Now the whole world was going to be destroyed, but God still wanted to save as many as He could. Perhaps the fear of knowing the Flood was coming would turn some of them back to Him. God asked Noah to build the ark, and to preach as earnestly as he could, begging and pleading with people to get on and be saved. For 120 years!
It’s interesting to think about: God didn’t ask for a change of heart or mind. He just asked them to walk up the ramp and get on. How hard was that? It was kind of like, “Don’t eat from that one tree!”
Noah, by his actions, said to those around him, “No matter how silly it may appear to you, I am God’s child first. Your friendship and your opinion of me come after that in importance.”

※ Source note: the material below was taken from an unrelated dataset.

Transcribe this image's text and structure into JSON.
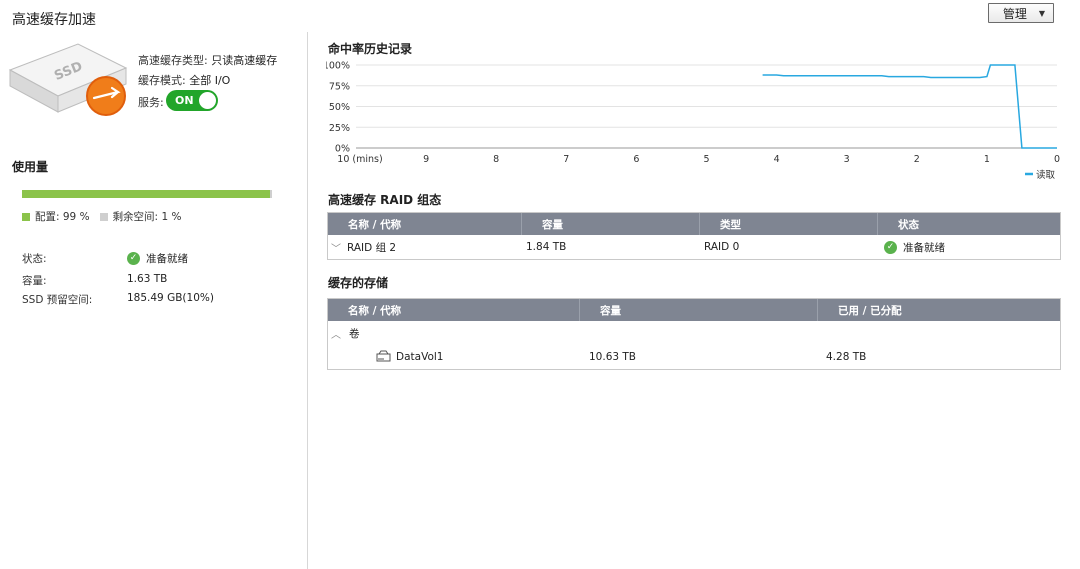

I wonder how hard it was for Noah to keep on building, to keep on preaching, year after year, decade after decade, when everyone except his own family thought he was nuts.
I wonder how hard it’s going to be this week for me, or for you, to keep on loving God, to keep on being kind, to go on loving everyone around us, and acting on it . . . no matter what they say or think . . .
Loving Father, help me be determined to be Your steadfast child first. Let nothing else in life, no matter how important or how difficult or how tempting, come before that. Let my words and actions show all those around me that I belong to You.